I don’t review albums or (generally) promote bands on New Music Strategies, so it’s usually a wasted effort on their part as far as a promotional endeavour is concerned - but what it means is there’s a whole pile of CDs I neither sought nor want. Don’t get me wrong - sometimes the music’s great - and I always genuinely appreciate the gesture - but generally, for the amount of music that I get sent, it’s not worth the effort even ripping it to the hard drive and chancing upon it in Shuffle mode. I have an awful lot of music.
Love the music, hate the bucket
But even if I absolutely love it, it’s going on the hard drive, and then the plastic disc and its annoying brittle packaging is just clutter. I do nothing else with it, and I deliberately have no system for filing or storing CDs.
So every now and then, I do a CD purge. A bunch of the more interesting and worthwhile ones get given to friends, some of the more scrappy ones are just thrown out and the rest get taken down to Oxfam.
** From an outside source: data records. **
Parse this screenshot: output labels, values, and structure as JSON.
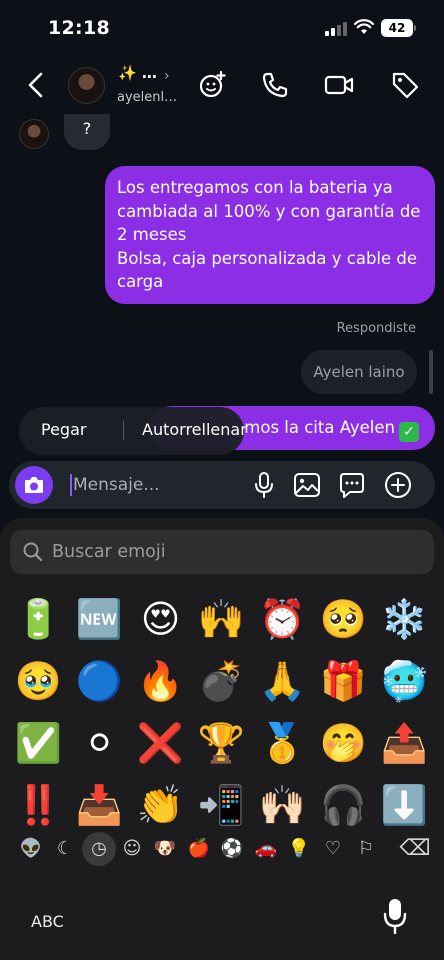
{
  "status_bar": {
    "time": "12:18",
    "battery": "42"
  },
  "header": {
    "title": "✨ …",
    "subtitle": "ayelenl…"
  },
  "chat": {
    "incoming_text": "?",
    "outgoing_lines": [
      "Los entregamos con la bateria ya cambiada al 100% y con garantía de 2 meses",
      "Bolsa, caja personalizada y cable de carga"
    ],
    "replied_label": "Respondiste",
    "reply_quote": "Ayelen laino",
    "outgoing_2": "…amos la cita Ayelen",
    "popup": {
      "paste": "Pegar",
      "autofill": "Autorrellenar"
    }
  },
  "composer": {
    "placeholder": "Mensaje..."
  },
  "keyboard": {
    "search_placeholder": "Buscar emoji",
    "emoji_rows": [
      [
        "🔋",
        "🆕",
        "😍",
        "🙌",
        "⏰",
        "🥺",
        "❄️"
      ],
      [
        "🥹",
        "🔵",
        "🔥",
        "💣",
        "🙏",
        "🎁",
        "🥶"
      ],
      [
        "✅",
        "⚪",
        "❌",
        "🏆",
        "🥇",
        "🤭",
        "📤"
      ],
      [
        "‼️",
        "📥",
        "👏",
        "📲",
        "🙌🏻",
        "🎧",
        "⬇️"
      ]
    ],
    "categories": [
      "👽",
      "☾",
      "◷",
      "☺",
      "🐶",
      "🍎",
      "⚽",
      "🚗",
      "💡",
      "♡",
      "⚐",
      "⌫"
    ],
    "abc_label": "ABC"
  }
}
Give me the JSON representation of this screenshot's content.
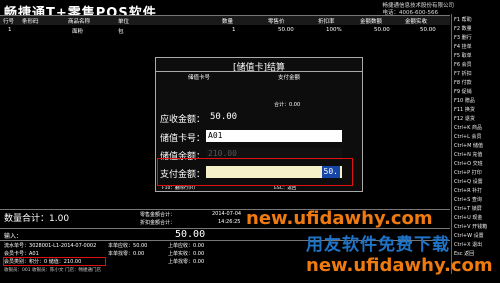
{
  "app": {
    "title": "畅捷通T+零售POS软件",
    "company": "畅捷通信息技术股份有限公司",
    "phone": "电话：4006-600-566"
  },
  "table": {
    "headers": [
      "行号",
      "条形码",
      "商品名称",
      "单位",
      "数量",
      "零售价",
      "折扣率",
      "金额数额",
      "金额实收"
    ],
    "rows": [
      {
        "no": "1",
        "name": "面粉",
        "unit": "包",
        "qty": "1",
        "price": "50.00",
        "discount": "100%",
        "amount": "50.00",
        "paid": "50.00"
      }
    ]
  },
  "sidebar": {
    "items": [
      "F1 帮助",
      "F2 数量",
      "F3 删行",
      "F4 挂单",
      "F5 取单",
      "F6 会员",
      "F7 折扣",
      "F8 付款",
      "F9 促销",
      "F10 赠品",
      "F11 换货",
      "F12 退货",
      "Ctrl+K 商品",
      "Ctrl+L 会员",
      "Ctrl+M 储值",
      "Ctrl+N 充值",
      "Ctrl+O 交班",
      "Ctrl+P 打印",
      "Ctrl+Q 设置",
      "Ctrl+R 补打",
      "Ctrl+S 查询",
      "Ctrl+T 锁屏",
      "Ctrl+U 现金",
      "Ctrl+V 开钱箱",
      "Ctrl+W 设置",
      "Ctrl+X 退出",
      "Esc 返回"
    ]
  },
  "dialog": {
    "title": "[储值卡]结算",
    "col_card": "储值卡号",
    "col_amount": "支付金额",
    "total_label": "合计：",
    "total_value": "0.00",
    "due_label": "应收金额：",
    "due_value": "50.00",
    "card_label": "储值卡号：",
    "card_value": "A01",
    "balance_label": "储值余额：",
    "balance_value": "210.00",
    "pay_label": "支付金额：",
    "pay_value": "50.",
    "f10": "F10：删除行(R)",
    "esc": "ESC：返回"
  },
  "summary": {
    "qty_label": "数量合计：",
    "qty_value": "1.00",
    "retail_total": "零售金额合计：",
    "discount_total": "折扣金额合计：",
    "date": "2014-07-04",
    "time": "14:26:25"
  },
  "input": {
    "label": "输入：",
    "amount": "50.00"
  },
  "bottom": {
    "doc_no_label": "流水单号：",
    "doc_no": "3028001-L1-2014-07-0002",
    "member_label": "会员卡号：",
    "member_no": "A01",
    "member_info": "会员类别：积分：0 储值：210.00",
    "received_label": "本单应收：",
    "received_value": "50.00",
    "change_label": "本单找零：",
    "change_value": "0.00",
    "last_received": "上单应收：",
    "last_paid": "上单实收：",
    "last_change": "上单找零：",
    "last_received_v": "0.00",
    "last_paid_v": "0.00",
    "last_change_v": "0.00",
    "status": "收银员：001  收银员：陈小文  门店：畅捷通门店"
  },
  "watermark": {
    "line1": "new.ufidawhy.com",
    "line2": "用友软件免费下载",
    "line3": "new.ufidawhy.com"
  },
  "colors": {
    "highlight_red": "#d11111",
    "selected_blue": "#1646a8",
    "watermark_orange": "#ee7a10",
    "watermark_blue": "#1f74c8"
  }
}
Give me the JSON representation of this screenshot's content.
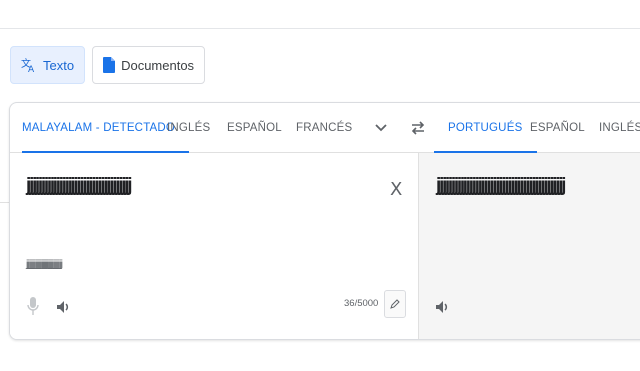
{
  "modes": {
    "text_label": "Texto",
    "documents_label": "Documentos"
  },
  "source_langs": {
    "detected": "MALAYALAM - DETECTADO",
    "items": [
      "INGLÉS",
      "ESPAÑOL",
      "FRANCÉS"
    ]
  },
  "target_langs": {
    "active": "PORTUGUÉS",
    "items": [
      "ESPAÑOL",
      "INGLÉS"
    ]
  },
  "source": {
    "text": "jjjjjjjjjjjjjjjjjjjjjjjjjjjjjjjjjjj",
    "transliteration": "jjjjjjjjjjjjjjjjjjjjjjjjjjjjjjjjjjj",
    "clear_glyph": "X",
    "char_count": "36/5000"
  },
  "target": {
    "text": "jjjjjjjjjjjjjjjjjjjjjjjjjjjjjjjjjjjjjjjjjjj"
  },
  "colors": {
    "accent": "#1a73e8",
    "active_bg": "#e8f0fe",
    "target_bg": "#f5f5f5"
  },
  "icons": [
    "translate-icon",
    "document-icon",
    "chevron-down-icon",
    "swap-icon",
    "microphone-icon",
    "speaker-icon",
    "edit-icon"
  ]
}
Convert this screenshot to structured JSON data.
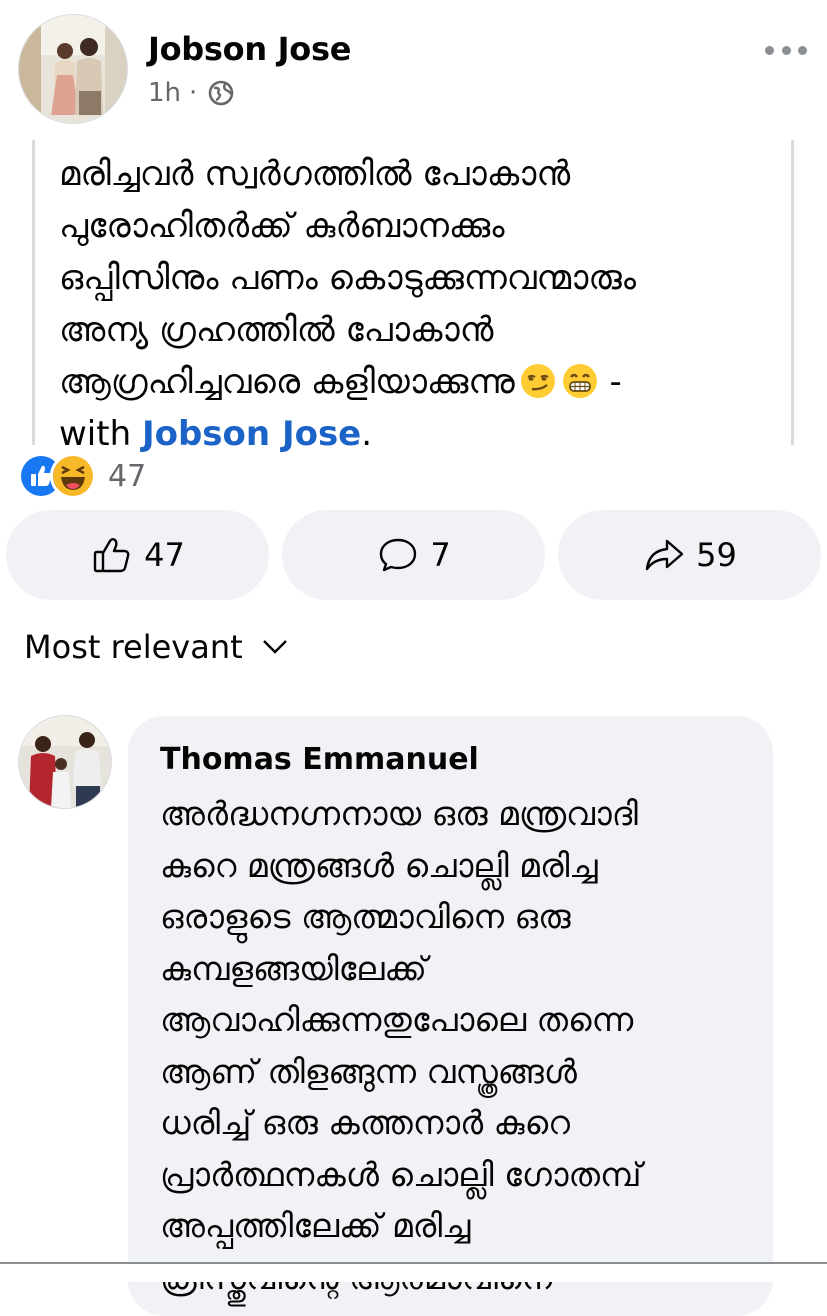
{
  "post": {
    "author": "Jobson Jose",
    "time": "1h",
    "separator": "·",
    "audience_icon": "globe-icon",
    "more_icon": "more-dots-icon",
    "text_lines": [
      "മരിച്ചവർ സ്വർഗത്തിൽ പോകാൻ",
      "പുരോഹിതർക്ക് കുർബാനക്കും",
      "ഒപ്പിസിനും പണം കൊടുക്കുന്നവന്മാരും",
      "അന്യ ഗ്രഹത്തിൽ പോകാൻ",
      "ആഗ്രഹിച്ചവരെ കളിയാക്കുന്നു"
    ],
    "emojis": [
      "smirk-emoji",
      "grin-emoji"
    ],
    "dash": " -",
    "with_prefix": "with ",
    "tagged_name": "Jobson Jose",
    "tag_suffix": "."
  },
  "reactions": {
    "icons": [
      "like-reaction-icon",
      "haha-reaction-icon"
    ],
    "count": "47"
  },
  "actions": {
    "like_count": "47",
    "comment_count": "7",
    "share_count": "59"
  },
  "sort": {
    "label": "Most relevant"
  },
  "comment": {
    "author": "Thomas Emmanuel",
    "text_lines": [
      "അർദ്ധനഗ്നനായ ഒരു മന്ത്രവാദി",
      "കുറെ മന്ത്രങ്ങൾ ചൊല്ലി മരിച്ച",
      "ഒരാളുടെ ആത്മാവിനെ ഒരു",
      "കുമ്പളങ്ങയിലേക്ക്",
      "ആവാഹിക്കുന്നതുപോലെ തന്നെ",
      "ആണ് തിളങ്ങുന്ന വസ്ത്രങ്ങൾ",
      "ധരിച്ച് ഒരു കത്തനാർ കുറെ",
      "പ്രാർത്ഥനകൾ ചൊല്ലി ഗോതമ്പ്",
      "അപ്പത്തിലേക്ക് മരിച്ച",
      "ക്രിസ്തുവിന്റെ ആത്മാവിനെ"
    ]
  },
  "colors": {
    "link_blue": "#1b63c6",
    "muted_gray": "#65676b",
    "button_bg": "#f0f2f5",
    "like_blue": "#1877f2",
    "haha_yellow": "#f7b928"
  }
}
And that’s where we’re at at the moment. It’s purge time. I’ve still got a pile of 20 albums that I’m interested enough in listening to that they’re sitting in a pile waiting to be ripped to the hard drive. Then they’ll be discarded. There’s a much bigger pile waiting to be given away, and a small handful of CDs that, for one reason or another, I won’t part with. Usually, they have an autograph on them, or they are a souvenir of a particular meaningful event.
Not even out
I DJ from time to time, and I used to carry CDs with me to supplement the vinyl (vinyl’s heavy). But I found that while venues will always maintain turntables and make sure the stylus is good, that same care does not go into CD players and decks. There’s an assumption that CD players are indestructable, when that’s clearly not the case. And I’ve had more embarrassing problems with sticking CDs as a result of a dirty laser lens than I care to recall - so I stopped using them altogether.
Now when I DJ, I take a bag of records and the laptop. I favour the vinyl, but I mix it up with stuff off the laptop.
My ideal promo
But if you want my attention with music, and you want me to collect and treasure it as a physical artefact, then the secret seems to be to release it on vinyl and package it with nice artwork and great liner notes, make sure it’s good jazz, Brazilian or latin music - and if possible, try and record it sometime between 1955 and 1977. That would be lovely.








2 Comments, Comment or Ping
Simon Grigg
You and me both Andrew, except I didn’t do the dumping when I moved countries….I have thousands of the big black things sitting in a concrete bunker in Auckland
May 18th, 2008
Paul Capewell
I know exactly what you mean about the CD case being unnecessary but I can’t bring myself to get rid of them. I just like knowing I have the ‘original’ art work (and sleeve notes, if any) somewhere, not to mention a higher-quality ‘original’ file on the CD itself.
Get rid of that and what if you one day need the disc itself, or to have a look in the liner notes for something you can’t find online?
I can’t believe that transcribed liner notes still aren’t incorporated into paid-for MP3 tags by default, just like artist/track/etc.